O Brasil caminha para a direita?

Há muito espaço para a esquerda crescer e ser a força mais dinâmica, mas ela precisa ser uma esquerda autêntica, que não tenha medo de dizer seu nome.

por Luciana Genro, na Carta Maior

Esta pergunta angustia muitos ativistas e segmentos progressistas da sociedade, que temem que o resultado da crise política e econômica seja um golpe ou um processo de impeachment contra Dilma, capitaneado pelo PSDB.

Para tentar responder a esta questão é preciso olhar o presente de forma dialética, isto é, tentando organizar as contradições aparentes, buscando a essência dos fenômenos e sabendo que o presente não é apenas o instante, que ele ressoa experiências passadas, e também, é claro, projeta o futuro.

Então voltemos a junho de 2013, pois aquele evento colocou o Brasil na rota mundial da indignação, fenômeno que se expressou na Primavera Árabe e nas lutas sociais ocorridas naEuropa, principalmente na Espanha e na Grécia.

Não é difícil perceber que os resultados podem ser bem distintos. Mas antes de falar das conclusões, olhemos mais de perto o Brasil.

O levante de junho foi uma explosão juvenil e popular que revelou o desgaste profundo das instituições políticas, dos partidos e dos políticos.

Despertou uma simpatia generalizada na sociedade, desde os setores mais populares até a classe média que voltou às ruas no dia 15 de março. Desde junho não cessaram as lutas sociais. Um setor de massas mais consciente, ainda minoritário em relação à população mas capaz de alterar o cenário político, irrompeu na cena pública e se expressou inclusive no processo eleitoral, principalmente na votação do PSOL.

Foi com este setor que Dilma buscou dialogar no segundo turno, polarizando com Aécio Neves, com um discurso que alguns acreditavam expressar a possibilidade de uma guinada à esquerda no governo. Isso obviamente não se materializou.

Ao contrário, como dissemos na campanha, qualquer um que vencer vai aumentar o preço da gasolina, da luz e fazer um forte ajuste nas costas do povo. Assim foi, assim está sendo. O reajuste das tarifas, o descontrole da inflação nos preços de alugueis, utensílios básicos e alimentos elevaram o mal-estar social.

O sentimento de frustração experimentado pelos que acreditaram em Dilma se revelou na grande ausência de massas populares no dia 13 de março.

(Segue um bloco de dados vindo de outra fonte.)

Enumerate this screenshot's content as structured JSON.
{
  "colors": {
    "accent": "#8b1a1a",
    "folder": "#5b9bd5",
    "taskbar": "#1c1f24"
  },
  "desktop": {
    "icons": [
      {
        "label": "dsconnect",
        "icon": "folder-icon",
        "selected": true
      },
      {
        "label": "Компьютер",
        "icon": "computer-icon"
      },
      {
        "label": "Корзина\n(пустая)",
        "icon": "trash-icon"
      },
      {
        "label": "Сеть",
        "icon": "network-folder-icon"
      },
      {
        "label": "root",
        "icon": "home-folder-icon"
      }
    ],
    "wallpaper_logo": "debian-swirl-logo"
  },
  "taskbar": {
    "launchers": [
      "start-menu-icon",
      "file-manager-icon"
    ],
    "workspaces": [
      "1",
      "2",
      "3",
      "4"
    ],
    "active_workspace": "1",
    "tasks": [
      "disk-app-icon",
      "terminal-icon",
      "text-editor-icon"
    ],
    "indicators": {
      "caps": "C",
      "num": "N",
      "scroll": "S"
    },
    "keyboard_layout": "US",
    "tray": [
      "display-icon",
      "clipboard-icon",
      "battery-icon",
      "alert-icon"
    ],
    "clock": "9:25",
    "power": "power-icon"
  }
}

Convocado pelos velhos aparatos sindicais e pelo MST para ser um contraponto ao 15, acabou por demonstrar a fragilidade do governo, fato também confirmado pelas pesquisas de opinião que apontam uma mínima histórica para os índices de popularidade de Dilma: 64,8% consideram ruim ou péssimo o seu governo e apenas 10,8% consideram bom ou ótimo.

A situação defensiva dos governos, inclusive dos Estados, se evidencia com o crescimento das greves, principalmente do funcionalismo público. A corrupção revelada pela segunda etapa da operação Lava Jato, na qual aparecem nomes importantes do PT, como o seu tesoureiro nacional, agudiza a crise política.

A burguesia sente que é hora de agir. O desgaste não é só do governo, é de todo o regime.

O dia 15 de março foi então manejado pela Rede Globo, principal partido da classe dominante, para evitar qualquer possibilidade de um novo junho.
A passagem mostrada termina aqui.